Hiding Inside the "Real-Time Web" (to Take-Over the DMZ) presented at OWASP BASC 2012

by Matt Wood,

Tags: Security

Summary : Increasingly "real-time" web applications require new hacks on-top of HTTP that requires server support (e.g. WebSockets, SPDY); this presentation will demonstrate how this new functionality permits attackers to more effectively, and more stealthily establish bidirectional communication with compromised hosts; thus bypassing any outbound connection restrictions. We will cover the theory, historical techniques, defensive methodologies and new techniques throughout the presentation.
At the heart of these techniques is the ability to establish arbitrary bidirectional TCP connections given vulnerabilities in web applications, even in the presence of restrictive DMZ firewalls; this is a "well-known" attacker methodology. Attackers have for many years known to abuse the trusted relationship between web servers (or any exposed service!) and perimeter firewalls (inbound ports).
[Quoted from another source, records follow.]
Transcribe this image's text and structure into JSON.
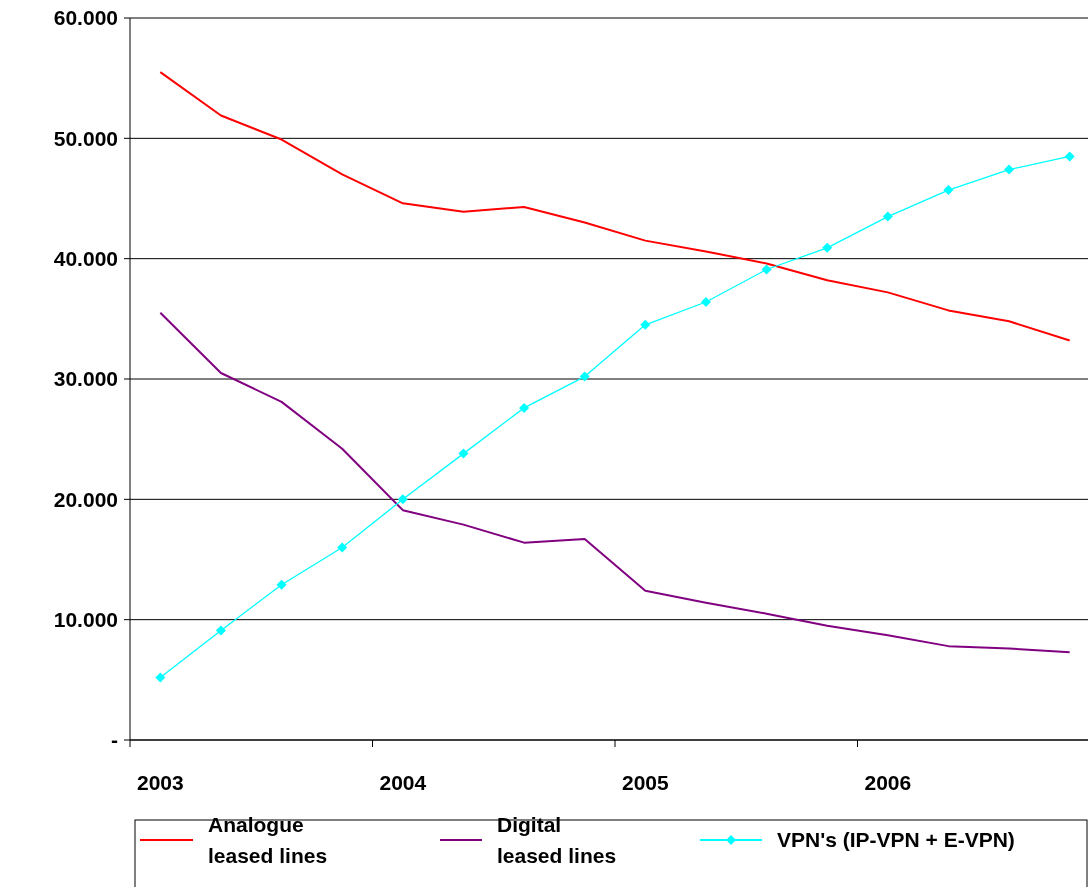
{
  "chart_data": {
    "type": "line",
    "categories": [
      "2003",
      null,
      null,
      null,
      "2004",
      null,
      null,
      null,
      "2005",
      null,
      null,
      null,
      "2006",
      null,
      null,
      null
    ],
    "ylim": [
      0,
      60000
    ],
    "yticks": [
      {
        "value": 0,
        "label": "-"
      },
      {
        "value": 10000,
        "label": "10.000"
      },
      {
        "value": 20000,
        "label": "20.000"
      },
      {
        "value": 30000,
        "label": "30.000"
      },
      {
        "value": 40000,
        "label": "40.000"
      },
      {
        "value": 50000,
        "label": "50.000"
      },
      {
        "value": 60000,
        "label": "60.000"
      }
    ],
    "grid": "y",
    "legend": "bottom",
    "series": [
      {
        "name": "Analogue leased lines",
        "color": "#ff0000",
        "marker": "none",
        "values": [
          55500,
          51900,
          49900,
          47000,
          44600,
          43900,
          44300,
          43000,
          41500,
          40600,
          39600,
          38200,
          37200,
          35700,
          34800,
          33200
        ]
      },
      {
        "name": "Digital leased lines",
        "color": "#800080",
        "marker": "none",
        "values": [
          35500,
          30500,
          28100,
          24200,
          19100,
          17900,
          16400,
          16700,
          12400,
          11400,
          10500,
          9500,
          8700,
          7800,
          7600,
          7300
        ]
      },
      {
        "name": "VPN's (IP-VPN + E-VPN)",
        "color": "#00ffff",
        "marker": "diamond",
        "values": [
          5200,
          9100,
          12900,
          16000,
          20000,
          23800,
          27600,
          30200,
          34500,
          36400,
          39100,
          40900,
          43500,
          45700,
          47400,
          48500
        ]
      }
    ]
  }
}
Generally these tricks come at a price and are something that can be detected by a vigilant security team.
We will discuss how attackers can easily bypass outbound firewall rules, the history of these methodologies, and common defensive techniques combating this threat. Furthermore, new techniques will be described that utilize "real-time" protocols; specifically, how can these new techniques create back-channels and simultaneously hide from those vigilant security teams, increase the throughput and reliability of an attackers "VPN", and arbitrarily direct traffic from the internet into a DMZ environment.